It matters because it is arguably the first global economic summit where power is with the emerging world, not the developed world. So it sets the tone of debate for the next 20 years or more: we are moving to a more balanced global economy, or to put it more crudely, a world where we matter less and they matter more.
Intellectually, most of us accept this. You can debate whether China is likely to pass the US to become the world's biggest economy some time in the 2020s, as Goldman Sachs has projected in its Brics economic growth model. Or you can expect it to happen on rather different calculations, taking in currencies' purchasing power, in just two years' time, as one story said last week. But the date does not matter. It is going to happen. Add in the growth of India, which may also pass the US within a generation, and that of other large emerging economies such as Brazil and Indonesia, and the course is clear.

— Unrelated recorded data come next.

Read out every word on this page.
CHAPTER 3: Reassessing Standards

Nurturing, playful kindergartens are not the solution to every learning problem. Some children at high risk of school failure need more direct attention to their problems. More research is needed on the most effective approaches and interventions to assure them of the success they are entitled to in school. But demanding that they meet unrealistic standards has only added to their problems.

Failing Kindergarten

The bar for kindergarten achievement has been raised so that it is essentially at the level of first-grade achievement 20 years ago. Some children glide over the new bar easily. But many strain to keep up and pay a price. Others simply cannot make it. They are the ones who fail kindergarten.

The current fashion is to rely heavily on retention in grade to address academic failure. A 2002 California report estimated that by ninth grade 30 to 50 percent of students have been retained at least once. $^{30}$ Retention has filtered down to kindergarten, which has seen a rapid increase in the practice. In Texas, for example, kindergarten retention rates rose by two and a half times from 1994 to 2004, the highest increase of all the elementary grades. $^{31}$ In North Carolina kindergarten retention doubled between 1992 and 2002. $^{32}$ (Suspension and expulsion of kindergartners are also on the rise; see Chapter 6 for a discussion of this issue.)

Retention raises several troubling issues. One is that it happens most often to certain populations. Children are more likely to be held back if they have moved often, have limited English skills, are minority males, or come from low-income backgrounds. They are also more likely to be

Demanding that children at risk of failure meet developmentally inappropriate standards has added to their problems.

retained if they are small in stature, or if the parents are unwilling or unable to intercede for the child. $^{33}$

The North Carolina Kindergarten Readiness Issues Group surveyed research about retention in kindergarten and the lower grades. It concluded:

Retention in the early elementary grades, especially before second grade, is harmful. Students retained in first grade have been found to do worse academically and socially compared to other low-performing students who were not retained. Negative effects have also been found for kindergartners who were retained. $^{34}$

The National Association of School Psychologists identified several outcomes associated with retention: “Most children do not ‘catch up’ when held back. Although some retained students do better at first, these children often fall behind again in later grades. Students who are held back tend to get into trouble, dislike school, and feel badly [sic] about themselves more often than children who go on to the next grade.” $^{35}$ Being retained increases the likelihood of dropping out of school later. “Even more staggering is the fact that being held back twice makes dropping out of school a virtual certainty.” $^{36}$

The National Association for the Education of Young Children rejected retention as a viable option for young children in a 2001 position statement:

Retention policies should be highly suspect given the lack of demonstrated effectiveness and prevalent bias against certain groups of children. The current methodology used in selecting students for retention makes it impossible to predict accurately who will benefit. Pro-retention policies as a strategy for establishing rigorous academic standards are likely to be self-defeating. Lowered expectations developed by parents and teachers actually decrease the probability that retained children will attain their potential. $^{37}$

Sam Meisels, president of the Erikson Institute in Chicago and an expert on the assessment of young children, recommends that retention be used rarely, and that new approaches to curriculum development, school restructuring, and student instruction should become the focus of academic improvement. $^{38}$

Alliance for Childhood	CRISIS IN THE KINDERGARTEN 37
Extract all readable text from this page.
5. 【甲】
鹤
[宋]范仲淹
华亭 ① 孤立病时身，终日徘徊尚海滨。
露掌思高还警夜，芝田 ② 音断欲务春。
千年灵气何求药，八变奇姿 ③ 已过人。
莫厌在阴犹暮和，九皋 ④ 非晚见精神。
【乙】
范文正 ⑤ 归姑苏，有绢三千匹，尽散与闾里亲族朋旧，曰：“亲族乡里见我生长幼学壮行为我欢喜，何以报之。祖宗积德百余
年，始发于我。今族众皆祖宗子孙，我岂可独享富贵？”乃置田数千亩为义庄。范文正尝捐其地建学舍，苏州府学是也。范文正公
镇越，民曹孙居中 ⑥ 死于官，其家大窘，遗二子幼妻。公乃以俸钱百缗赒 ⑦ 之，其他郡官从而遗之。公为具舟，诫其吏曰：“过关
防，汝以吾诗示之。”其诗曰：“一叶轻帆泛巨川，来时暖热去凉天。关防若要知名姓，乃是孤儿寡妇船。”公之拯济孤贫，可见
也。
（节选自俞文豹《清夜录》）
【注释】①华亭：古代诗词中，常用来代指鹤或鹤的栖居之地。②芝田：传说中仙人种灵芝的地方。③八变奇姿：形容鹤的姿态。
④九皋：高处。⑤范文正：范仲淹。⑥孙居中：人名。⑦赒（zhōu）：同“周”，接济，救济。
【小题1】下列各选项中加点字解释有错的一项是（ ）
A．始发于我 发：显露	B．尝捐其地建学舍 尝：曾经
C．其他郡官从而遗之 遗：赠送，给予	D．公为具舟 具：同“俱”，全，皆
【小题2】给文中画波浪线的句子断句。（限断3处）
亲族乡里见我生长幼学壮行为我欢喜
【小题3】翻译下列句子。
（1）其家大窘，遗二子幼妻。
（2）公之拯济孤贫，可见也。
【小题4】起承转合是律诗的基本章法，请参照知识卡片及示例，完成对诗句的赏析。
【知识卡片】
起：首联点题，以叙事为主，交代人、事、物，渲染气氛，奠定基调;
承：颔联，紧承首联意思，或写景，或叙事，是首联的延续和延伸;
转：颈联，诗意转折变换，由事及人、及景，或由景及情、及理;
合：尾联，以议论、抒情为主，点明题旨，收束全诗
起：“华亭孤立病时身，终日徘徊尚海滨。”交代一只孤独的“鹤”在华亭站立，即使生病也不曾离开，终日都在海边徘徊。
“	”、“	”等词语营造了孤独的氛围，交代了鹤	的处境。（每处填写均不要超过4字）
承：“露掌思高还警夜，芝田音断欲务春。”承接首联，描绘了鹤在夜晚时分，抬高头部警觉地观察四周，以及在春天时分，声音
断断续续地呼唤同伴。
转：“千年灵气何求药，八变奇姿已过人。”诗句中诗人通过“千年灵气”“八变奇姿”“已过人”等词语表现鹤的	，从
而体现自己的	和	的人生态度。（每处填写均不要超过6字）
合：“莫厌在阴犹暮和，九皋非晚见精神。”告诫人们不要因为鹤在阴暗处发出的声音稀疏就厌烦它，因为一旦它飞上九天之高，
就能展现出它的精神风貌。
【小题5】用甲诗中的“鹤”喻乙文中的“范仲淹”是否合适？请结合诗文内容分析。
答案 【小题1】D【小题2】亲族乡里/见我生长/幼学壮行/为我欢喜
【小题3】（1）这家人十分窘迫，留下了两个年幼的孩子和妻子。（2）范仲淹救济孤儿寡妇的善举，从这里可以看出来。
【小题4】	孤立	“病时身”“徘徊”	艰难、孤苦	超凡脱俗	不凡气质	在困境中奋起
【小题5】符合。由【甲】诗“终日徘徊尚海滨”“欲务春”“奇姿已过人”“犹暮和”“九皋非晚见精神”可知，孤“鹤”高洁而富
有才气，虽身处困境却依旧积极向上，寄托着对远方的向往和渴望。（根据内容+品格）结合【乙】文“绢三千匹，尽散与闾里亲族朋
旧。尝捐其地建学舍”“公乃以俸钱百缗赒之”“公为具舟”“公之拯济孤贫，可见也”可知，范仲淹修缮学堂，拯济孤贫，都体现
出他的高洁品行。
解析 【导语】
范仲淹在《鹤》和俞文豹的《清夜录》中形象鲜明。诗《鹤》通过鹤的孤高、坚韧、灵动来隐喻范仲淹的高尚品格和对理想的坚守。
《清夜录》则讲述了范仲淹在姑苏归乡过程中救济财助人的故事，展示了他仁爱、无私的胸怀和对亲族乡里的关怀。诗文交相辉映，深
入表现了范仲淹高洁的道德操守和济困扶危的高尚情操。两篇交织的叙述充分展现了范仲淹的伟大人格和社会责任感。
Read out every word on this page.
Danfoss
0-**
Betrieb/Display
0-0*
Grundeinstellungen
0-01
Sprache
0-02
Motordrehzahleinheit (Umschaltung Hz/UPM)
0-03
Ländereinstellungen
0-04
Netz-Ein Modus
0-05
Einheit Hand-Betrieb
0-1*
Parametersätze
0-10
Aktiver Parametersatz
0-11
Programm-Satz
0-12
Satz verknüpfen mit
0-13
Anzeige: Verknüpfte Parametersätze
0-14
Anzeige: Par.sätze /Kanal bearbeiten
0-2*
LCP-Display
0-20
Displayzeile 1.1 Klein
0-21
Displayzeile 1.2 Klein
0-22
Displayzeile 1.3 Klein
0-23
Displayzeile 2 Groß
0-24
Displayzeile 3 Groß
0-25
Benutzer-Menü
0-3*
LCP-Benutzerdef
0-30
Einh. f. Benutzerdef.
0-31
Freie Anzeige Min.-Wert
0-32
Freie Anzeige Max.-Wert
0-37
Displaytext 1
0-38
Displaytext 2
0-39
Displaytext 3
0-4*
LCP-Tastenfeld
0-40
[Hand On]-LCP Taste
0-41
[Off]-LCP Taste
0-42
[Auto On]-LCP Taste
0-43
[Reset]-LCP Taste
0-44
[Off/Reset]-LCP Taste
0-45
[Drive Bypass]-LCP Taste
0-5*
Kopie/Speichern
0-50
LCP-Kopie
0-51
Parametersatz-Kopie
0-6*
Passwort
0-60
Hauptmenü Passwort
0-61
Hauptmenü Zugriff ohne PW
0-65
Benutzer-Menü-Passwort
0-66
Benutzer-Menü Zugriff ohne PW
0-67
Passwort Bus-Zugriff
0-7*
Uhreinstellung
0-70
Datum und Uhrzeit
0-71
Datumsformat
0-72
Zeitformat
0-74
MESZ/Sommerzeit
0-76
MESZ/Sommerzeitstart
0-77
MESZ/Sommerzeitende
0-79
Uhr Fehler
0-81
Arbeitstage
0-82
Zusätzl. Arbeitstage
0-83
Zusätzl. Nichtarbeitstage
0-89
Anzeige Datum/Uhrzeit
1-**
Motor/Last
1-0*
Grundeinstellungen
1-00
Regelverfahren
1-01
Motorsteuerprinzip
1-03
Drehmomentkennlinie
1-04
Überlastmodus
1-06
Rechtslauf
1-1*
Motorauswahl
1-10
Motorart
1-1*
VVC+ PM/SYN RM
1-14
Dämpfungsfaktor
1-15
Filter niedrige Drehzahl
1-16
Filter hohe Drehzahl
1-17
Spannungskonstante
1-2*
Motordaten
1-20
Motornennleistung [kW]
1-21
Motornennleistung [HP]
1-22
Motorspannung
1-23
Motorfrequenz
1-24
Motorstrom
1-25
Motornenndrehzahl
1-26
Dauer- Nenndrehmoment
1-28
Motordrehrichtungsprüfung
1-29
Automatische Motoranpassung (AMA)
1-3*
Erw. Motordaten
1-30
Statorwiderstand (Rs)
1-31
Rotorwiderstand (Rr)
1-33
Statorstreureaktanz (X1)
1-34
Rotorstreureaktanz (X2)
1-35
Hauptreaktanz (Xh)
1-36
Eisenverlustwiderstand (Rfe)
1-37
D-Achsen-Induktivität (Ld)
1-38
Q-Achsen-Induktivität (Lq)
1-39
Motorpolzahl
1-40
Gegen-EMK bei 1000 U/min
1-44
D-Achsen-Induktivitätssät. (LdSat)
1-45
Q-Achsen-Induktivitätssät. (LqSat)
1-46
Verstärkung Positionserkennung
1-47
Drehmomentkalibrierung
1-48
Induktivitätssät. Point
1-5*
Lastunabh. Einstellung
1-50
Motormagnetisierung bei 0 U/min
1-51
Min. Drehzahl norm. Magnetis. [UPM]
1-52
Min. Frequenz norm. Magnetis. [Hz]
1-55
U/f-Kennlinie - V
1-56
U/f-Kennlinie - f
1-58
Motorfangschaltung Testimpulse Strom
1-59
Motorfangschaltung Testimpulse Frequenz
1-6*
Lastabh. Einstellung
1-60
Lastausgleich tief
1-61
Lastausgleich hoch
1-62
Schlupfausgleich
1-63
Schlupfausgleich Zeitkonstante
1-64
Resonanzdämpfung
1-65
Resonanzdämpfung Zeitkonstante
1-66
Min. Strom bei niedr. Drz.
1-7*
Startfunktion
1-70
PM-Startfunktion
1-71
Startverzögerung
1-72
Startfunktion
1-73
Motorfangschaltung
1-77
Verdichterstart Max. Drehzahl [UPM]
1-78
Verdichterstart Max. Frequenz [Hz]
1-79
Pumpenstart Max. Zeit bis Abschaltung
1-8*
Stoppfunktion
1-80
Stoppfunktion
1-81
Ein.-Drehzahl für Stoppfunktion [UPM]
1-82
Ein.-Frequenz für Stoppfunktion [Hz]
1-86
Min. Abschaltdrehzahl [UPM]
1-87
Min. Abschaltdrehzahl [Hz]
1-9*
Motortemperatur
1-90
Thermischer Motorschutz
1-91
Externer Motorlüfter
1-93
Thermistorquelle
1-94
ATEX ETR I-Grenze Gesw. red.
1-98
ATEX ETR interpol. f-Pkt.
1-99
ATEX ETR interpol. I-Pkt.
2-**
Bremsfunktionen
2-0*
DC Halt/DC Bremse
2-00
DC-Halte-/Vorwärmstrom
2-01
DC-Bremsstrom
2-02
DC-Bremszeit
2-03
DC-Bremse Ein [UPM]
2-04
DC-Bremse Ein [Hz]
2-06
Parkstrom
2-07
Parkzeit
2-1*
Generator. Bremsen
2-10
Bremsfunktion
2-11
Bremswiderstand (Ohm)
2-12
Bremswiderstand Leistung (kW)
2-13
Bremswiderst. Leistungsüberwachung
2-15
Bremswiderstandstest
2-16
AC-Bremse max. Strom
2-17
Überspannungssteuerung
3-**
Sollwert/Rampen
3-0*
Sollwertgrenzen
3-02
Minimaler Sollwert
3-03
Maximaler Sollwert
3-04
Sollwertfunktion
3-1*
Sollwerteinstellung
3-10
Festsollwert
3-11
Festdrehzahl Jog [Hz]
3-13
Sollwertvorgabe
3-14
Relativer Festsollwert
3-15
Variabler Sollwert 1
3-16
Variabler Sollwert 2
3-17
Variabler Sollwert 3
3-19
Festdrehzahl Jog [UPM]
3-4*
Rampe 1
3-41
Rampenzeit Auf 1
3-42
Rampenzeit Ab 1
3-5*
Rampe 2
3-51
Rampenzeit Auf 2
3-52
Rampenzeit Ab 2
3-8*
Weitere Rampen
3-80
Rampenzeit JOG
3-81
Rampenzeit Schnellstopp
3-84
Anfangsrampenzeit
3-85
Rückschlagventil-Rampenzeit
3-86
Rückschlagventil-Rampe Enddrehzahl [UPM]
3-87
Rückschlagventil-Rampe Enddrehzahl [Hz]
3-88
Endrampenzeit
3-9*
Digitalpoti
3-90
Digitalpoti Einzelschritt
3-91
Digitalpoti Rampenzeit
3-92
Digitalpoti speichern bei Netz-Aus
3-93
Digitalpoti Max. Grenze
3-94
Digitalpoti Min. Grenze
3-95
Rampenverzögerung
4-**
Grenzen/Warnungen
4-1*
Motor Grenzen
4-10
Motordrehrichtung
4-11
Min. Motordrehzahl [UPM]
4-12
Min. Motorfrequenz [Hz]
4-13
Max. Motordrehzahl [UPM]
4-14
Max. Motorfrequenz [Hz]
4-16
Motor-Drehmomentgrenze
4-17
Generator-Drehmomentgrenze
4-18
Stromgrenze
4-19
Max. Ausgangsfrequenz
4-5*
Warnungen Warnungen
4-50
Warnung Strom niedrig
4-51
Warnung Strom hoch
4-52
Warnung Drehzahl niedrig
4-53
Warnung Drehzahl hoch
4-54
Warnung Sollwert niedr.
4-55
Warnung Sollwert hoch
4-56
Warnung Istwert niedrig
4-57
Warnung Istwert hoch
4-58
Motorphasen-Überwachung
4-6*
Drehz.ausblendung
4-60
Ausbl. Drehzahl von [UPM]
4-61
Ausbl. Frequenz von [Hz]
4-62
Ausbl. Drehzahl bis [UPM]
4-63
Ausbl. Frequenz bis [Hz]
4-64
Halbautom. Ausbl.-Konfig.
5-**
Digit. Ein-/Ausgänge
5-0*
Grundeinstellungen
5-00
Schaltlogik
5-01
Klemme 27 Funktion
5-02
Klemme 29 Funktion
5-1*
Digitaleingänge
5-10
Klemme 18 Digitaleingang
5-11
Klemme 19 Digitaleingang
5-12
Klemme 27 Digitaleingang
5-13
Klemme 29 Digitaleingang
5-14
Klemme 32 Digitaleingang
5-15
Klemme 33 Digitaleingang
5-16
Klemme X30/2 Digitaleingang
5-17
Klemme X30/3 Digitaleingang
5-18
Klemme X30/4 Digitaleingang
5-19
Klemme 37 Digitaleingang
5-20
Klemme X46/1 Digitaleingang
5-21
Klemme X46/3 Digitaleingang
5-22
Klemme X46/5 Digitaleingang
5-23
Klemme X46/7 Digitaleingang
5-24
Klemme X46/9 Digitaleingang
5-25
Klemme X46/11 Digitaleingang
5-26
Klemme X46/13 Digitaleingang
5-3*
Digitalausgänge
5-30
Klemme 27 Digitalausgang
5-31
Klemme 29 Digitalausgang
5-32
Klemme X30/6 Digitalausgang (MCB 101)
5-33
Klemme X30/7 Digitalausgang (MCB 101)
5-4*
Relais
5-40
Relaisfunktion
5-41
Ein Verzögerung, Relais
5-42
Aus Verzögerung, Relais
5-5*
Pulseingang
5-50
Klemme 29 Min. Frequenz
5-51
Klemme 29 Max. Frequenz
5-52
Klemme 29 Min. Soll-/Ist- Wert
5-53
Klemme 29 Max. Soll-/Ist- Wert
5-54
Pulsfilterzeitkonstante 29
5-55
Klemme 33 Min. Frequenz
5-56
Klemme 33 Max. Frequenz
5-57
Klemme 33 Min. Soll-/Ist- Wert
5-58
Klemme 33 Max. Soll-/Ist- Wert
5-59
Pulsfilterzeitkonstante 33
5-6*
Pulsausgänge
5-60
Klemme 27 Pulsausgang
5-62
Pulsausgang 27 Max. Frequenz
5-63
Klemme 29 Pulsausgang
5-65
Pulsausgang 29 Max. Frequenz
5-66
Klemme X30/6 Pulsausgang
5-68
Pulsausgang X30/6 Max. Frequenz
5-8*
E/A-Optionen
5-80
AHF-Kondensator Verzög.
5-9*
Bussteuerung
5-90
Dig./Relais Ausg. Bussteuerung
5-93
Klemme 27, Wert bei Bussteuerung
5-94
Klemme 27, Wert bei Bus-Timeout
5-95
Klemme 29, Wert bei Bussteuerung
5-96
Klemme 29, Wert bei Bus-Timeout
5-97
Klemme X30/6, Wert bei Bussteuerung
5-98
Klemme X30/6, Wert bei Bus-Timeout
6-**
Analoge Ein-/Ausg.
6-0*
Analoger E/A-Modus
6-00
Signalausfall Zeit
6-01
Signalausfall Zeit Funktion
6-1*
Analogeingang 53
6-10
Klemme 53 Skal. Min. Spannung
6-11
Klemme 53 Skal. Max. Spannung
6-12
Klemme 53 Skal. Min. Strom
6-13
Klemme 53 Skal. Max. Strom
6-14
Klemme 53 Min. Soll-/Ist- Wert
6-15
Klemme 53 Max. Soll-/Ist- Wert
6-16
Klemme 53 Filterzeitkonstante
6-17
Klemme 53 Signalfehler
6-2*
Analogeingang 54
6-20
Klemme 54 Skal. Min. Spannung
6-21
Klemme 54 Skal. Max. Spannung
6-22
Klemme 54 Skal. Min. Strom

But there is a big gap between accepting that something is likely to happen and understanding its consequences. Even 18 months ago, at the London economic summit, it seemed that the West was setting the agenda. No longer.
The main reason for this is that the emerging world has come through the downturn far better than the developed world. In much of the former, there was no recession at all. Debt levels are much lower. Growth prospects, partly as a result of that, are much better. US and European banks remain hobbled and some have survived only thanks to government support.
Disarray is evident at a policy level, too. The US is a mess, with the former Federal Reserve head, Alan Greenspan, and the present Treasury Secretary, Tim Geithner, at loggerheads as to whether the administration is trying to devalue the dollar.
Europe is also in a mess, with Angela Merkel resisting the idea that Germany will have to bail out not just Greece but also Portugal, Ireland, Spain, Italy. Aargh! And the UK is in a mess, having managed to clock up the biggest fiscal deficit relative to GDP of any large economy in the world.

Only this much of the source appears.